Bipartisan legislation introduced Wednesday would require agencies, contractors and critical infrastructure operators to report cyberhacks within 24 hours of discovery (see 2103040066). Introduced by Senate Intelligence Committee Chairman Mark Warner, D-Va.; Vice Chairman Marco Rubio, R-Fla.; and Sen. Susan Collins, R-Maine, the Cyber Incident Notification Act includes liability protection in certain circumstances. Warner has predicted a bipartisan cybercrimes reporting bill (see 2106100053). Senate Environment and Public Works Committee members told a hearing the federal government should invest in resources to defend against cyberthreats to critical infrastructure. Cyber is a long-term, constantly evolving challenge, said Chairman Tom Carper, D-Del.: It requires “sustained federal investment, not one-time solutions.” Ranking member Shelley Moore Capito, R-W.Va., backed training exercises and information sharing between agencies. She’s looking forward to including cyber policies in committee legislation. The Cyberspace Solarium Commission’s March 2020 report concluded water utilities remain largely unprepared to defend networks against cyber disruption, testified Rep. Mike Gallagher, R-Wis., commission co-chair with Sen. Angus King, I-Maine. It's an “extremely dangerous” situation, said King, saying the next Pearl Harbor or Sept. 11, 2001, attack will be cyber-related. The private sector should have liability protection when sharing information because delays don’t work, said King. The government hasn’t made the necessary investments to protect transportation systems, which begins with cybersecurity, said ITS America CEO Shailen Bhatt. ITS recommended a more robust transportation cybersecurity strategy with requirements for transportation agencies to meet certain “marks” determined by the National Institute of Standards and Technology and the Center for Internet Security.

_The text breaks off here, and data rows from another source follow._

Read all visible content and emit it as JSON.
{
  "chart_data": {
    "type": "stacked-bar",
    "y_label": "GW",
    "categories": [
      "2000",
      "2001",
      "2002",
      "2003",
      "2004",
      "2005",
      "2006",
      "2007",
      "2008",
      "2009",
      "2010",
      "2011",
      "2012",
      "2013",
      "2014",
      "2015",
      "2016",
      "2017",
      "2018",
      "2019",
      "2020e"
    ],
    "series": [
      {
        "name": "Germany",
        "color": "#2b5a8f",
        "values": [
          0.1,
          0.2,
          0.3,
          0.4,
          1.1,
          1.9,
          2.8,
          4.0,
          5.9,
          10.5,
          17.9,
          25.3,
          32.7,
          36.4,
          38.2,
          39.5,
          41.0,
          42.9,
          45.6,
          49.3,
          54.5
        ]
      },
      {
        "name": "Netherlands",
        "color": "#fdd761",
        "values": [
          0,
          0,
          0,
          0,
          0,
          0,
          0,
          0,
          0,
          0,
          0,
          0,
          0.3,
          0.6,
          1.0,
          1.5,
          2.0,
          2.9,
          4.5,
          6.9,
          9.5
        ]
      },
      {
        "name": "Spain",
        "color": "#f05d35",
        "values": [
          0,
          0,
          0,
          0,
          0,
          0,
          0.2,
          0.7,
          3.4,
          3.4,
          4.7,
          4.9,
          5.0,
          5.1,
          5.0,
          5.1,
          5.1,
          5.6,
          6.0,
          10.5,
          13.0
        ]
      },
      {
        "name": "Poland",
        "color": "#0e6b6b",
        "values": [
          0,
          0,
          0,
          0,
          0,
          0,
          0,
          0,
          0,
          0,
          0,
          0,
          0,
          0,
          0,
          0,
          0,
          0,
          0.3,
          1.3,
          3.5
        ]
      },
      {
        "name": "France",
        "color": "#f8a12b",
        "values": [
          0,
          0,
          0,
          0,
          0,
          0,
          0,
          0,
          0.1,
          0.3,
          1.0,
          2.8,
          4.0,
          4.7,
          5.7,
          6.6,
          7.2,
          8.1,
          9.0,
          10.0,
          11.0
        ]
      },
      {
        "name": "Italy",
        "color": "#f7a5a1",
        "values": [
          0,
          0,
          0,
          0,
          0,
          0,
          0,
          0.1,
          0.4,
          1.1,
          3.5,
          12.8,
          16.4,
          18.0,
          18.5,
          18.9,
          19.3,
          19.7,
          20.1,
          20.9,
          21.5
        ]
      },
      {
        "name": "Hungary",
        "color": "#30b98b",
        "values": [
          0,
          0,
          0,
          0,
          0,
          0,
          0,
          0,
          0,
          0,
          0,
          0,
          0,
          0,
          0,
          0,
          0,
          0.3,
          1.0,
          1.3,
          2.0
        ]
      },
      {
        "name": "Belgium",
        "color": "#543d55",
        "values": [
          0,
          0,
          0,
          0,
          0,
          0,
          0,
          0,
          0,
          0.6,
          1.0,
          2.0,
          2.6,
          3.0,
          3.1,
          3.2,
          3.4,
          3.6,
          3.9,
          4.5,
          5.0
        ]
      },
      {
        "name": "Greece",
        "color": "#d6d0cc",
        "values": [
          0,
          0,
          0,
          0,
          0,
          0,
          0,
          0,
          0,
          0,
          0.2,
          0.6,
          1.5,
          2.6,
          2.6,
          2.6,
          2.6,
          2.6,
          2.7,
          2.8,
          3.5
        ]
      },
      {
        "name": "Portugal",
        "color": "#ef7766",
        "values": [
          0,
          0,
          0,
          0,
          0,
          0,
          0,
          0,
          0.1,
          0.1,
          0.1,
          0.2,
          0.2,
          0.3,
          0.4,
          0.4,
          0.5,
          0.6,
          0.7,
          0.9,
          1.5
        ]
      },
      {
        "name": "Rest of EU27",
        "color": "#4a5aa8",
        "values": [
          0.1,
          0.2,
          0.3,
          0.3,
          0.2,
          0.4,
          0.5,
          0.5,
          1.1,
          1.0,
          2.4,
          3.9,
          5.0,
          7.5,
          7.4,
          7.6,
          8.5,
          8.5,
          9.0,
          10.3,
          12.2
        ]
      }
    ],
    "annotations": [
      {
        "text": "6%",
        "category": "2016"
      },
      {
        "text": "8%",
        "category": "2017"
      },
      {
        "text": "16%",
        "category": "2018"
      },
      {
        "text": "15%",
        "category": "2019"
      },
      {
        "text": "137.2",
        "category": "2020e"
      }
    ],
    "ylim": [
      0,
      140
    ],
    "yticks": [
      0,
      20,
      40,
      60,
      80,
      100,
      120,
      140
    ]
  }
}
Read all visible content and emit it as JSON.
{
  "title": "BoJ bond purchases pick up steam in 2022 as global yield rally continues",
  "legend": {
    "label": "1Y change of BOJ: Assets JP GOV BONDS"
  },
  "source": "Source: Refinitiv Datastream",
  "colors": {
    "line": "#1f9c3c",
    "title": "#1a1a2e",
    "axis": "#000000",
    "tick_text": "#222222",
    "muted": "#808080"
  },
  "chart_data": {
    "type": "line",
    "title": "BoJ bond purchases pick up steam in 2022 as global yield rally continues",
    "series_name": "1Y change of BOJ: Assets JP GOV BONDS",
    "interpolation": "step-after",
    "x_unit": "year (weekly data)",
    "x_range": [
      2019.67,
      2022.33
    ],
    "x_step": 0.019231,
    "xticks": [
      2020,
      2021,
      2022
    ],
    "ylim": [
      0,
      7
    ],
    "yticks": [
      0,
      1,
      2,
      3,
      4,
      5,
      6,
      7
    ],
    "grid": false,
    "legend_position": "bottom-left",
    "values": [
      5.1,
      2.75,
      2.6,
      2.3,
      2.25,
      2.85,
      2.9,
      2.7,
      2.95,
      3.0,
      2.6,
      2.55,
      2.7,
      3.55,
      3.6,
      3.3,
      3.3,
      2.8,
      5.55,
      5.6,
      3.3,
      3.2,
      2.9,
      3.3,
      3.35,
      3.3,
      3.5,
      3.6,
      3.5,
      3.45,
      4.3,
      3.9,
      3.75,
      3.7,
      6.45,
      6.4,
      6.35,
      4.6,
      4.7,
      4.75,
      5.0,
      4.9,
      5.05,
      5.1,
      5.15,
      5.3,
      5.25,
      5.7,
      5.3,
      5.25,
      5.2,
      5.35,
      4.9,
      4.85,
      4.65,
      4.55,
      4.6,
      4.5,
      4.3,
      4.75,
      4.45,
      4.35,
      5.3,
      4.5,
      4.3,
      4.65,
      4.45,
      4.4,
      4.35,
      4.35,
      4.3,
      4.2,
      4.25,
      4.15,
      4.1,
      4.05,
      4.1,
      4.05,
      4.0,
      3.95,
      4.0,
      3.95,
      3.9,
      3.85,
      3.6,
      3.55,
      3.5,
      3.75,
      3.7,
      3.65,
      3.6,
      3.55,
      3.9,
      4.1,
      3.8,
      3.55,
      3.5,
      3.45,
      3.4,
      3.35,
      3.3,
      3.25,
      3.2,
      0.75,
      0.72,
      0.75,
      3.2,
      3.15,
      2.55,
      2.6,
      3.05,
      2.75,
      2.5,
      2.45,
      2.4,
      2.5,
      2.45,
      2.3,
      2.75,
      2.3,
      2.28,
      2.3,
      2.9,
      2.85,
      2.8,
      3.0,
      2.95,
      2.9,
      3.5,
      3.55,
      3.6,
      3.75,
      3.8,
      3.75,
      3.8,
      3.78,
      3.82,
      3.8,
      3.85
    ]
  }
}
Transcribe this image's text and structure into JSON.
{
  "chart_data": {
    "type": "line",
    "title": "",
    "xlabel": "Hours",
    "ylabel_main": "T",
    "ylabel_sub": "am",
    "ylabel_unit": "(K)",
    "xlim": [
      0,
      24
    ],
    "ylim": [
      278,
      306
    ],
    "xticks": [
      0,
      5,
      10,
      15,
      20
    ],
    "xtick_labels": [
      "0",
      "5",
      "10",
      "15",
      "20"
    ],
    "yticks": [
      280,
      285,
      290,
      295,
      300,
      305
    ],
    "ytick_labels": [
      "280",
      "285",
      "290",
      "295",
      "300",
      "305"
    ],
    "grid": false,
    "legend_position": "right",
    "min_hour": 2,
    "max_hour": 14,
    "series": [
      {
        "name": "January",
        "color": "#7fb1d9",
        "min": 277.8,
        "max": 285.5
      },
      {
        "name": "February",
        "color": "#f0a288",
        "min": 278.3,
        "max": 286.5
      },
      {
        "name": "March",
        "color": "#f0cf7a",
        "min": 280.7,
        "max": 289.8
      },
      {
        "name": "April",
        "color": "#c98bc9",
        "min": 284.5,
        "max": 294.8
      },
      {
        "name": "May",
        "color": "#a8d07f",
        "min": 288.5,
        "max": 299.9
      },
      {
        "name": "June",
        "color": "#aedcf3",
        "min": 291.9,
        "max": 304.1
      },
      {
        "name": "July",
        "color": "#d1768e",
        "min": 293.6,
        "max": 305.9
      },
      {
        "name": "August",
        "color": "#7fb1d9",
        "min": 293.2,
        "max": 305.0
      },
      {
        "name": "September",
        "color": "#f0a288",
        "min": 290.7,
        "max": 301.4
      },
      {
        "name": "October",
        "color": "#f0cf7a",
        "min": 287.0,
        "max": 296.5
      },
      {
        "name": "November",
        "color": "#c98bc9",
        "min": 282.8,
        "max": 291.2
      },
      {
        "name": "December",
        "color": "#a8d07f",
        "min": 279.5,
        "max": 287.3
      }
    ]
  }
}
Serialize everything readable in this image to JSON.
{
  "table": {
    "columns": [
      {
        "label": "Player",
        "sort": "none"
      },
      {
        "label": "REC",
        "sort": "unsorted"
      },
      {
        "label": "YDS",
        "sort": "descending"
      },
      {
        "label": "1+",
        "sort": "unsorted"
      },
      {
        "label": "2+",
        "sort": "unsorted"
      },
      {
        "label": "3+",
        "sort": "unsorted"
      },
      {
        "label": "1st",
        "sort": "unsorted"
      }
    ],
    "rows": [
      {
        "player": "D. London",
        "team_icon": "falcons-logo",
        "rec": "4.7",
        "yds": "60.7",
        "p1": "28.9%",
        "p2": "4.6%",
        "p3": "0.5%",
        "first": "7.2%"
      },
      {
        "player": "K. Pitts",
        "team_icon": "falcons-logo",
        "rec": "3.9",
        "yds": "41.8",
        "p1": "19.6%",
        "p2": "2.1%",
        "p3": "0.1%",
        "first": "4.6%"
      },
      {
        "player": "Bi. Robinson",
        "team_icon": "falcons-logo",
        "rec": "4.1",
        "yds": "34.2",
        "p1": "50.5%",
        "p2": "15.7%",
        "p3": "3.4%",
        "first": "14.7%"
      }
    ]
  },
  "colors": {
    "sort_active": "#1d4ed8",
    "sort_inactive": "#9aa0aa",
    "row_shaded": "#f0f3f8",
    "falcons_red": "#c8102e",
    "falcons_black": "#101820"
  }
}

The FTC unanimously approved a policy statement Wednesday aimed at bolstering consumers’ rights to self-repair and access to third-party independent repairs by vowing to crack down on manufacturers whose restrictions are deemed to violate antitrust or consumer protection laws. The agency also rescinded a merger-related policy statement on a party-line vote (see 2107190066).
President Joe Biden will nominate Jonathan Kanter to lead DOJ’s Antitrust Division, the White House announced Tuesday. Congressional Democrats and consumer advocates called Kanter the right pick to strengthen antitrust enforcement against Big Tech. Some questioned the potential for Kanter to recuse himself in DOJ’s antitrust case against Google.